Extending Existing Schemas
Because RDF Schema and OWL are the most widely-recognized schema standards for RDF, when designing your project’s schema, you should make use of all rdf: rdfs: and owl: schema terms that apply to your project, rather than duplicating those concepts. In addition, if there are other widely-used schemas such as those which can be found at https://lov.okfn.org/dataset/lov, your project would do well to re-use those schemas as well, instead of defining your own.

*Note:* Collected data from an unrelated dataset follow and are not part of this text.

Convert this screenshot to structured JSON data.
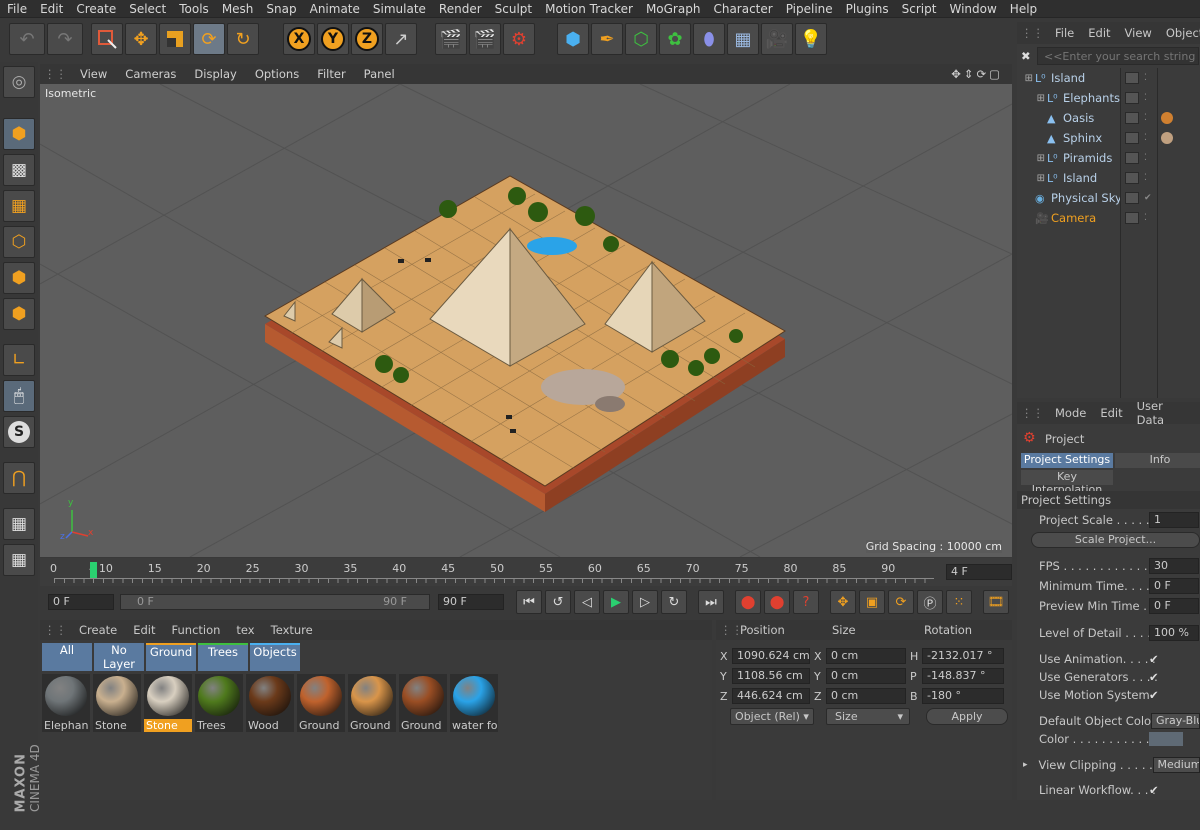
{
  "menubar": {
    "items": [
      "File",
      "Edit",
      "Create",
      "Select",
      "Tools",
      "Mesh",
      "Snap",
      "Animate",
      "Simulate",
      "Render",
      "Sculpt",
      "Motion Tracker",
      "MoGraph",
      "Character",
      "Pipeline",
      "Plugins",
      "Script",
      "Window",
      "Help"
    ]
  },
  "toolbar": {
    "undo_icon": "undo-icon",
    "redo_icon": "redo-icon",
    "tools": [
      "live-selection-icon",
      "move-icon",
      "scale-icon",
      "rotate-icon",
      "recent-tool-icon",
      "x-axis-icon",
      "y-axis-icon",
      "z-axis-icon",
      "coordinate-system-icon",
      "render-view-icon",
      "render-picture-viewer-icon",
      "edit-render-settings-icon",
      "cube-icon",
      "pen-icon",
      "subdivision-icon",
      "cloner-icon",
      "deformer-icon",
      "floor-icon",
      "camera-icon",
      "light-icon"
    ],
    "axis_labels": [
      "X",
      "Y",
      "Z"
    ]
  },
  "left_toolbar": {
    "icons": [
      "make-editable-icon",
      "model-mode-icon",
      "texture-mode-icon",
      "workplane-icon",
      "points-mode-icon",
      "edges-mode-icon",
      "polygons-mode-icon",
      "axis-mode-icon",
      "tweak-mode-icon",
      "solo-icon",
      "magnet-icon",
      "locked-workplane-icon",
      "snap-icon"
    ],
    "solo_label": "S"
  },
  "viewport": {
    "menu": [
      "View",
      "Cameras",
      "Display",
      "Options",
      "Filter",
      "Panel"
    ],
    "label": "Isometric",
    "grid_spacing": "Grid Spacing : 10000 cm",
    "axis_labels": [
      "y",
      "x",
      "z"
    ]
  },
  "timeline": {
    "ticks": [
      "0",
      "4",
      "10",
      "15",
      "20",
      "25",
      "30",
      "35",
      "40",
      "45",
      "50",
      "55",
      "60",
      "65",
      "70",
      "75",
      "80",
      "85",
      "90"
    ],
    "current_frame": "4 F"
  },
  "transport": {
    "start": "0 F",
    "range_start": "0 F",
    "range_end": "90 F",
    "end": "90 F"
  },
  "material_manager": {
    "menu": [
      "Create",
      "Edit",
      "Function",
      "tex",
      "Texture"
    ],
    "filters": [
      "All",
      "No Layer",
      "Ground",
      "Trees",
      "Objects"
    ],
    "materials": [
      {
        "name": "Elephan",
        "color": "#6f7578"
      },
      {
        "name": "Stone",
        "color": "#c9b08f"
      },
      {
        "name": "Stone",
        "color": "#d8cfc0",
        "selected": true
      },
      {
        "name": "Trees",
        "color": "#4f7a1d"
      },
      {
        "name": "Wood",
        "color": "#6b3a1a"
      },
      {
        "name": "Ground",
        "color": "#c0622d"
      },
      {
        "name": "Ground",
        "color": "#d9954a"
      },
      {
        "name": "Ground",
        "color": "#9a4e24"
      },
      {
        "name": "water fo",
        "color": "#2aa3e8"
      }
    ],
    "brand": "MAXON",
    "product": "CINEMA 4D"
  },
  "coordinates": {
    "headers": [
      "Position",
      "Size",
      "Rotation"
    ],
    "rows": [
      {
        "axis": "X",
        "pos": "1090.624 cm",
        "size_axis": "X",
        "size": "0 cm",
        "rot_axis": "H",
        "rot": "-2132.017 °"
      },
      {
        "axis": "Y",
        "pos": "1108.56 cm",
        "size_axis": "Y",
        "size": "0 cm",
        "rot_axis": "P",
        "rot": "-148.837 °"
      },
      {
        "axis": "Z",
        "pos": "446.624 cm",
        "size_axis": "Z",
        "size": "0 cm",
        "rot_axis": "B",
        "rot": "-180 °"
      }
    ],
    "mode": "Object (Rel)",
    "size_mode": "Size",
    "apply": "Apply"
  },
  "object_manager": {
    "menu": [
      "File",
      "Edit",
      "View",
      "Objects"
    ],
    "search_placeholder": "<<Enter your search string here>>",
    "objects": [
      {
        "name": "Island",
        "indent": 0
      },
      {
        "name": "Elephants",
        "indent": 1
      },
      {
        "name": "Oasis",
        "indent": 1
      },
      {
        "name": "Sphinx",
        "indent": 1
      },
      {
        "name": "Piramids",
        "indent": 1
      },
      {
        "name": "Island",
        "indent": 1
      },
      {
        "name": "Physical Sky",
        "indent": 0
      },
      {
        "name": "Camera",
        "indent": 0,
        "highlight": true
      }
    ]
  },
  "attribute_manager": {
    "menu": [
      "Mode",
      "Edit",
      "User Data"
    ],
    "title": "Project",
    "tabs": [
      "Project Settings",
      "Info",
      "Key Interpolation"
    ],
    "section": "Project Settings",
    "fields": {
      "project_scale_label": "Project Scale . . . . . .",
      "project_scale": "1",
      "scale_button": "Scale Project...",
      "fps_label": "FPS . . . . . . . . . . . . . .",
      "fps": "30",
      "min_time_label": "Minimum Time. . . . . .",
      "min_time": "0 F",
      "preview_min_label": "Preview Min Time . . .",
      "preview_min": "0 F",
      "lod_label": "Level of Detail . . . . .",
      "lod": "100 %",
      "use_anim_label": "Use Animation. . . . .",
      "use_gen_label": "Use Generators . . . .",
      "use_motion_label": "Use Motion System",
      "default_color_label": "Default Object Color",
      "default_color": "Gray-Blue",
      "color_label": "Color . . . . . . . . . . .",
      "view_clip_label": "View Clipping . . . . .",
      "view_clip": "Medium",
      "linear_label": "Linear Workflow. . . ."
    }
  }
}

Still, with any project in a specific-enough domain, there are likely schema concepts you will need to formalize on your own. In these cases, you can use whatever published schemas are available, and where a given concept does not exist in those schemas, create new schema terms of your own. If those schema terms prove to be widely applicable to your domain, you may consider registering your schema with https://lov.okfn.org/dataset/lov so that others can make use of it.
What is a Quad
Cayley database can be used to store triples, but it can also be used to store an extended form of triple called a quad. The first three elements of the quad are the same as a triple: subject, predicate, object. However, a fourth term, “label” indicates that the specified triple is part of the subgraph indicated in the “label” field. The concept of a quad was created to allow the expression of an “RDF Dataset”, which is like a normal “RDF Graph” except that it can contain one or more subgraphs, also called “named graphs”. For a formal explanation of an “RDF Dataset” and its relationship to the quad, see (https://www.w3.org/TR/rdf11-datasets/#quad-semantics).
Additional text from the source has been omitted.